Strategy To Turn Around This Weakness

In JPMorgan’s recent investor’s day presentation, Mike Cavanagh and Daniel Pinto, co-heads of the firm’s investment bank, said the bank plans to ‘strengthen its equities position this year.’

Part of the bank’s strategy to accomplish this would be to make continued investments in prime brokerage, electronic trading, equities (including equity research), and OTC Clearing and Collateral Management (particularly in EMEA).

However, some at the bank suggest that JPM just needs to get more aggressive with customers making sure they get paid for the services they provide – a move that their competitors have been much better at than JPM.

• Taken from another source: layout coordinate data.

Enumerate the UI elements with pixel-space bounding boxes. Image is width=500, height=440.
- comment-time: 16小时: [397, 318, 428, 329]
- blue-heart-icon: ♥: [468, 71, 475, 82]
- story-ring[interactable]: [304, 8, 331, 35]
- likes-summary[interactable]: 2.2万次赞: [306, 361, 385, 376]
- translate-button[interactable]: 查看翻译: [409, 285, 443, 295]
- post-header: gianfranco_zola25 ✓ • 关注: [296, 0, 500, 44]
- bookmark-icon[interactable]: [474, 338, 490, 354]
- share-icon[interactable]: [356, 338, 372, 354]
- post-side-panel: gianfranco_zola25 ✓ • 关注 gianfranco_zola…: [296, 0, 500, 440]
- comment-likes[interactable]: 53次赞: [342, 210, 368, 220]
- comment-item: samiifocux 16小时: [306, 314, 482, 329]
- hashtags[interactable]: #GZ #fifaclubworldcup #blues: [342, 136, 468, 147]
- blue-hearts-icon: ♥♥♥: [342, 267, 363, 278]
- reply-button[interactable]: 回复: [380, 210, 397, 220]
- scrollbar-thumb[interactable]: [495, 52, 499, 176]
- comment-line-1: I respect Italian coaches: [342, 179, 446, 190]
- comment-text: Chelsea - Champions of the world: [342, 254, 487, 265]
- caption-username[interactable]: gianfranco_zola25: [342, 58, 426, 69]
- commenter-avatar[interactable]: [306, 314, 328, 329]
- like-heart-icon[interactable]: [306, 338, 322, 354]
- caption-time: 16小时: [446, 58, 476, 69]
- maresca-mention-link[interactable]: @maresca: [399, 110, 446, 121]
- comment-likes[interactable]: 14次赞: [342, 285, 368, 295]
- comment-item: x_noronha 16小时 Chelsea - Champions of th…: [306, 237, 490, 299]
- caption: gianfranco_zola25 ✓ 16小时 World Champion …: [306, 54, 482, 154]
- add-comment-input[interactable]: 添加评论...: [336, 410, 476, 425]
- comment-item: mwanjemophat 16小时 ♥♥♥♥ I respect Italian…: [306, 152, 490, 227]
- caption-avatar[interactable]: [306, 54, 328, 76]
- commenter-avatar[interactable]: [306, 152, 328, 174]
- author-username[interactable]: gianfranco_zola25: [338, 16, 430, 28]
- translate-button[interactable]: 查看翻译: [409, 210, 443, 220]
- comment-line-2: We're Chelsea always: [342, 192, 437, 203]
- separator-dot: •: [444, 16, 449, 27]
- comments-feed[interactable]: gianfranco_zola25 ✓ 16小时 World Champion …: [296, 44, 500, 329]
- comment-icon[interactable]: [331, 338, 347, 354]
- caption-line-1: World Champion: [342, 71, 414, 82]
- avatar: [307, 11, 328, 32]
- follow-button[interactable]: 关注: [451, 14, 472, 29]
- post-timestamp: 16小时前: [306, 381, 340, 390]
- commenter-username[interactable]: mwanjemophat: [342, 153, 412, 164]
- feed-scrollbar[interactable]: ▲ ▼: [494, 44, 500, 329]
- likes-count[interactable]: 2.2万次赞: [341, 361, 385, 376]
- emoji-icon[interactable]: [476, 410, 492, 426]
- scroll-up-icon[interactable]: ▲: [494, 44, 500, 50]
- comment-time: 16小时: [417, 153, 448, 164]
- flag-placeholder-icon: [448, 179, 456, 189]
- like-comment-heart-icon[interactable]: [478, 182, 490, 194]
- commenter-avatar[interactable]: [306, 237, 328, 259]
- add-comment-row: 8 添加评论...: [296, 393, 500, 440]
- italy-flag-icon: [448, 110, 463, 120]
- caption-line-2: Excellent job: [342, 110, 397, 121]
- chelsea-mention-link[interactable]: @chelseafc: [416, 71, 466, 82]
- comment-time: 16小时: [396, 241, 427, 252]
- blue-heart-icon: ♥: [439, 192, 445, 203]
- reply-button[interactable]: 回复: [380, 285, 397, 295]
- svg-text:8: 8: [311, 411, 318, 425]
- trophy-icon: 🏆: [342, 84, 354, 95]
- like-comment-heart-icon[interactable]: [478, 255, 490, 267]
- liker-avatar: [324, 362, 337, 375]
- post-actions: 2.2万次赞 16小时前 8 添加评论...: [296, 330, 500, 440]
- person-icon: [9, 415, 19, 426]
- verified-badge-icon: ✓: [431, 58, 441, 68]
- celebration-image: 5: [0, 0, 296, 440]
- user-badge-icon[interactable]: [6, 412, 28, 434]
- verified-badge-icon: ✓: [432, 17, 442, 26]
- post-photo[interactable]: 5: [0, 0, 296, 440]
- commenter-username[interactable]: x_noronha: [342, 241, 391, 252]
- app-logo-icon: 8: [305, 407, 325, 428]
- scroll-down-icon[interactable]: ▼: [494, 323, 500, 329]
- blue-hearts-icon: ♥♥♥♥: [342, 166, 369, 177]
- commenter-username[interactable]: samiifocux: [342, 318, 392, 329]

Tim Throsby, global head of equities in London explained this issue, “In the past, those top players in this space were very aggressive in having persistent, repeated conversations with their clients, saying, ‘What are you giving us?  That was never our approach. That’s something that other firms were far more effective at earlier than we were.”

Why Bother?

However, some might ask whether it makes sense for JPM to try and boost its position in cash equities.  After all, the cash equities business has suffered from falling volumes and squeezed profit margins in recent years.

In fact some European banks cut back on their cash equities businesses given these tough market dynamics.  For example, Barclays, Nomura, and UniCredit have all reduced their equities businesses in the past six months.

Despite these trends, JPM management feel that the equities business can be profitable, particularly for the top players in the business, with the top three firms in cash equities generating handsome profits.

JPM’s Ultimate Goal

Throsby summed up JPMorgan’s goal for its cash equities business, saying “One of the big themes for the firm is to bring cash equities up to that same level [as the rest of the bank].  There are some very obvious areas where we are working to improve, and where we think there is a great opportunity.  Third or fourth place would be a realistic medium-term ambition, with second or third in the long term.”

That’s a pretty big ambition to move from 6th to 2nd in cash equities, but given what JPMorgan has done with the rest of its business, your probably don’t want to bet against them.  We will just have to wait and see.